CONTINUED FROM LAST WEEK
Allied to these topics of universal adult suffrage and the Common Electoral Roll are the issues of election of candidates and unrestricted eligibility. With regard to the latter, every Nigerian should, in our opinion, have the right to stand for election in any part of the country. It has been contended that there are people who would feel affronted if someone other than a ‘son of the soil’ were to be presented to them as their candidate. That may well be so. In such circumstance, the affected people are perfectly free to show their resentment by rejecting the ‘stranger’ candidate, and voting solidly for one of themselves. It will not do to anticipate a resentment which may never be shown by marring the pages of our Constitution with a provision which is tangibly and indefensibly discriminatory.
Under the old Constitution with four (later five) Legislatures, the frequency of elections was a terrible and tantalizing nuisance. Each Head of Government was free to dissolve his own Legislature whenever it suited him. As a result, politicians were obliged to spend a good deal of their time and energy either in preparing for elections, in actual electioneering, or in post-election recriminations. In other words, it could not be conscientiously said that Heads of Governments and their Ministers devoted their full time and energy to the work of government and to the formulation and execution of plans and programmes which should make for the material progress and advancement of the people. For the entire populace, there were only short intervals of calm and tranquillity, as the whole country was continually shaken by pre-electioneering, electioneering, and post-electioneering tremors.
With eighteen Regions in the country, and therefore nineteen Legislatures, the position would be infinitely unbearable if the old system continued. It might well mean then that there would be a general election into one Legislature or other every five months on the average; which would in turn mean that, for practically every day of our lives, we would be engaged in electioneering. This, if it were allowed to happen, would put us on the straight and wide road to economic disaster. Furthermore, one sure way of discrediting the ballot box is, so to say, to place the people in a state of permanent electoral siege. It happened in Germany in the early days of Hitler and it could happen anywhere. Multiplicity of elections tends to satiate the people’s appetite for democratic practices. It is obvious, therefore, that everything possible should be done to prevent the occurrence of an insufferable and deleterious situation such as this.
By making provision in the Constitution for all the Legislature to stand automatically dissolved on the same day, we would preclude the dangers which multiplicity of elections imports and also put an end to the practice whereby a Head of Government would dramatically and suddenly call for a general election at a time when to do so might perilously aggravate the political temperature of the entire Federation.
Furthermore, there would be at least four and a half years of comparative calm and serenity, which would be completely free from electioneering and election fever, and during which politicians in charge of administration could devote their whole attention to devising ways and means of tackling and solving the economic and social problems of the country. These same beneficial ends will be achieve by also providing in the constitution that all general elections – both Federal and Regional – including elections of all the Heads of Governments, should be held on one and the same day. If this is done, some additional advantages of far-reaching character are sure to accrue.

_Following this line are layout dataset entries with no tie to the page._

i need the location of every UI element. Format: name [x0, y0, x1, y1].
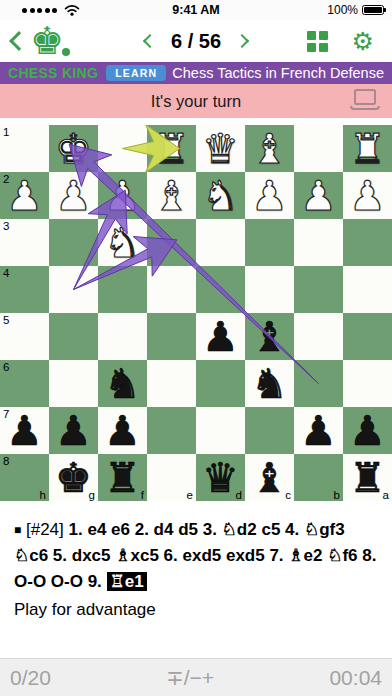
square-f8[interactable]: f♜: [98, 454, 147, 501]
square-c8[interactable]: c♝: [245, 454, 294, 501]
square-a8[interactable]: a♜: [343, 454, 392, 501]
square-h4[interactable]: 4: [0, 266, 49, 313]
square-e4[interactable]: [147, 266, 196, 313]
settings-gear-icon[interactable]: ⚙: [352, 29, 374, 54]
square-f6[interactable]: ♞: [98, 360, 147, 407]
square-g7[interactable]: ♟: [49, 407, 98, 454]
piece-black-b-c5[interactable]: ♝: [245, 313, 294, 360]
square-b2[interactable]: ♟: [294, 172, 343, 219]
piece-black-n-f6[interactable]: ♞: [98, 360, 147, 407]
rank-label: 8: [3, 455, 9, 467]
piece-black-k-g8[interactable]: ♚: [49, 454, 98, 501]
next-puzzle-button[interactable]: [235, 34, 249, 48]
square-a5[interactable]: [343, 313, 392, 360]
piece-black-r-a8[interactable]: ♜: [343, 454, 392, 501]
square-g8[interactable]: g♚: [49, 454, 98, 501]
square-b4[interactable]: [294, 266, 343, 313]
file-label: h: [40, 489, 46, 501]
chess-board: 1♚♜♛♝♜2♟♟♟♝♞♟♟♟3♞45♟♝6♞♞7♟♟♟♟♟8hg♚f♜ed♛c…: [0, 125, 392, 501]
square-h8[interactable]: 8h: [0, 454, 49, 501]
rank-label: 1: [3, 126, 9, 138]
square-c7[interactable]: [245, 407, 294, 454]
square-e6[interactable]: [147, 360, 196, 407]
piece-white-p-a2[interactable]: ♟: [343, 172, 392, 219]
piece-black-b-c8[interactable]: ♝: [245, 454, 294, 501]
move-bullet: ■: [14, 523, 21, 537]
square-e8[interactable]: e: [147, 454, 196, 501]
square-e1[interactable]: ♜: [147, 125, 196, 172]
square-e7[interactable]: [147, 407, 196, 454]
square-c5[interactable]: ♝: [245, 313, 294, 360]
engine-laptop-icon[interactable]: [350, 89, 380, 113]
score-counter: 0/20: [10, 666, 51, 690]
square-h5[interactable]: 5: [0, 313, 49, 360]
square-g5[interactable]: [49, 313, 98, 360]
square-a2[interactable]: ♟: [343, 172, 392, 219]
square-h3[interactable]: 3: [0, 219, 49, 266]
square-g3[interactable]: [49, 219, 98, 266]
brand-name: CHESS KING: [8, 65, 98, 81]
piece-black-p-d5[interactable]: ♟: [196, 313, 245, 360]
square-h7[interactable]: 7♟: [0, 407, 49, 454]
nav-bar: ♚ 6 / 56 ⚙: [0, 20, 392, 62]
piece-white-p-g2[interactable]: ♟: [49, 172, 98, 219]
piece-white-r-a1[interactable]: ♜: [343, 125, 392, 172]
square-b3[interactable]: [294, 219, 343, 266]
puzzle-list-button[interactable]: [307, 31, 328, 52]
turn-text: It's your turn: [151, 92, 241, 111]
square-a1[interactable]: ♜: [343, 125, 392, 172]
instruction-text: Play for advantage: [14, 597, 378, 623]
piece-white-q-d1[interactable]: ♛: [196, 125, 245, 172]
square-b5[interactable]: [294, 313, 343, 360]
square-g6[interactable]: [49, 360, 98, 407]
piece-black-p-b7[interactable]: ♟: [294, 407, 343, 454]
square-g1[interactable]: ♚: [49, 125, 98, 172]
move-list[interactable]: ■ [#24] 1. e4 e6 2. d4 d5 3. ♘d2 c5 4. ♘…: [14, 517, 378, 595]
square-f1[interactable]: [98, 125, 147, 172]
square-e3[interactable]: [147, 219, 196, 266]
square-a4[interactable]: [343, 266, 392, 313]
square-d6[interactable]: [196, 360, 245, 407]
square-a6[interactable]: [343, 360, 392, 407]
lesson-title: Chess Tactics in French Defense: [172, 65, 384, 81]
battery-icon: [362, 5, 384, 16]
square-f7[interactable]: ♟: [98, 407, 147, 454]
moves-text[interactable]: 1. e4 e6 2. d4 d5 3. ♘d2 c5 4. ♘gf3 ♘c6 …: [14, 520, 376, 591]
square-c2[interactable]: ♟: [245, 172, 294, 219]
square-b7[interactable]: ♟: [294, 407, 343, 454]
piece-black-p-f7[interactable]: ♟: [98, 407, 147, 454]
piece-white-p-h2[interactable]: ♟: [0, 172, 49, 219]
square-b8[interactable]: b: [294, 454, 343, 501]
rank-label: 5: [3, 314, 9, 326]
square-h6[interactable]: 6: [0, 360, 49, 407]
status-bar: 9:41 AM 100%: [0, 0, 392, 20]
square-g4[interactable]: [49, 266, 98, 313]
piece-white-k-g1[interactable]: ♚: [49, 125, 98, 172]
square-d8[interactable]: d♛: [196, 454, 245, 501]
square-a7[interactable]: ♟: [343, 407, 392, 454]
square-e2[interactable]: ♝: [147, 172, 196, 219]
bottom-bar: 0/20 ∓/−+ 00:04: [0, 658, 392, 696]
piece-white-n-f3[interactable]: ♞: [98, 219, 147, 266]
piece-white-p-f2[interactable]: ♟: [98, 172, 147, 219]
square-d3[interactable]: [196, 219, 245, 266]
square-c3[interactable]: [245, 219, 294, 266]
piece-white-b-e2[interactable]: ♝: [147, 172, 196, 219]
square-h1[interactable]: 1: [0, 125, 49, 172]
piece-black-p-g7[interactable]: ♟: [49, 407, 98, 454]
square-d1[interactable]: ♛: [196, 125, 245, 172]
learn-badge: LEARN: [106, 65, 166, 81]
piece-white-p-b2[interactable]: ♟: [294, 172, 343, 219]
square-c4[interactable]: [245, 266, 294, 313]
square-d5[interactable]: ♟: [196, 313, 245, 360]
square-c1[interactable]: ♝: [245, 125, 294, 172]
piece-black-n-c6[interactable]: ♞: [245, 360, 294, 407]
board-gap: [0, 118, 392, 125]
square-f4[interactable]: [98, 266, 147, 313]
square-h2[interactable]: 2♟: [0, 172, 49, 219]
square-g2[interactable]: ♟: [49, 172, 98, 219]
evaluation-label: ∓/−+: [166, 666, 214, 690]
current-move[interactable]: ♖e1: [107, 572, 147, 591]
square-d4[interactable]: [196, 266, 245, 313]
square-e5[interactable]: [147, 313, 196, 360]
brand-bar: CHESS KING LEARN Chess Tactics in French…: [0, 62, 392, 84]
rank-label: 3: [3, 220, 9, 232]
piece-black-r-f8[interactable]: ♜: [98, 454, 147, 501]
piece-white-n-d2[interactable]: ♞: [196, 172, 245, 219]
square-f5[interactable]: [98, 313, 147, 360]
piece-black-p-h7[interactable]: ♟: [0, 407, 49, 454]
square-a3[interactable]: [343, 219, 392, 266]
piece-black-p-a7[interactable]: ♟: [343, 407, 392, 454]
piece-white-b-c1[interactable]: ♝: [245, 125, 294, 172]
file-label: b: [334, 489, 340, 501]
square-d7[interactable]: [196, 407, 245, 454]
previous-puzzle-button[interactable]: [143, 34, 157, 48]
battery-percent: 100%: [327, 3, 358, 17]
notation-panel: ■ [#24] 1. e4 e6 2. d4 d5 3. ♘d2 c5 4. ♘…: [0, 501, 392, 658]
piece-black-q-d8[interactable]: ♛: [196, 454, 245, 501]
turn-banner: It's your turn: [0, 84, 392, 118]
file-label: e: [187, 489, 193, 501]
puzzle-id: [#24]: [26, 520, 64, 539]
piece-white-r-e1[interactable]: ♜: [147, 125, 196, 172]
timer: 00:04: [329, 666, 382, 690]
puzzle-counter: 6 / 56: [171, 30, 221, 53]
rank-label: 6: [3, 361, 9, 373]
square-c6[interactable]: ♞: [245, 360, 294, 407]
square-b1[interactable]: [294, 125, 343, 172]
square-d2[interactable]: ♞: [196, 172, 245, 219]
app-screen: 9:41 AM 100% ♚ 6 / 56 ⚙ CHESS KING LEARN…: [0, 0, 392, 696]
rank-label: 4: [3, 267, 9, 279]
piece-white-p-c2[interactable]: ♟: [245, 172, 294, 219]
square-f2[interactable]: ♟: [98, 172, 147, 219]
square-f3[interactable]: ♞: [98, 219, 147, 266]
square-b6[interactable]: [294, 360, 343, 407]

The conduct and supervision of elections, as we know, does cost the Governments a lot of money, whilst electioneering is a veritable drain on the precarious finances of political parties. The holding of Federal and Regional elections on the same day will surely result in huge savings for the Central Government as well as for political parties and individual candidates. The demands on the forces of law and order on polling days would be a once and for all quinquennial affair; and policemen in particular would be relieved of the nerve-racking regularity with which they have had to move, hitherto, from Region to Region on different polling days.
Electioneering itself would be broadly-based, as all those who matter in the politics of the Federation would have a personal stake in the outcome of the fight. From the point of view of a large number of candidates, this would be a boon. Under the old system, many candidates had to raise loans-at exorbitant rates of interest to fight what were more or less lone battles. But under the proposed arrangement, things would be made much easier for them. They would reap munificently from the electioneering campaigns of their Party leaders, particularly those of the leaders that are running for the Headships of Governments. They would thus be free from the crushing burdens of local Shylocks. And to the extent that they are saved from getting into the grinding shackles of moneylenders, even to that extent would dishonest practices among parliamentarians be reduced. For it is the frantic effort to lighten his financial burden that has led many a parliamentarian to the path of dishonour.
A good deal has been said and written about the pattern which the structure of our Legislatures should follow. That is to say, whether they should be uni-cameral or bi-cameral.
There are two well-known justifications for the existence of a Second Chamber. The first, which is common both to a Unitary and a Federal Constitution, is that it gives the country’s lawmakers an opportunity for second thoughts which, on major issues, are very necessary and useful. The second, which applies only to a Federal Constitution, is that it helps to correct inter-state disparity in membership which automatically exists in the Lower House where representation is on the basis of population. In the Upper House, representation is usually the same for every constituent State, large or small. Now, let us see how the Legislature of a constituent State, and that of the composite State, fare in the light of these justifications.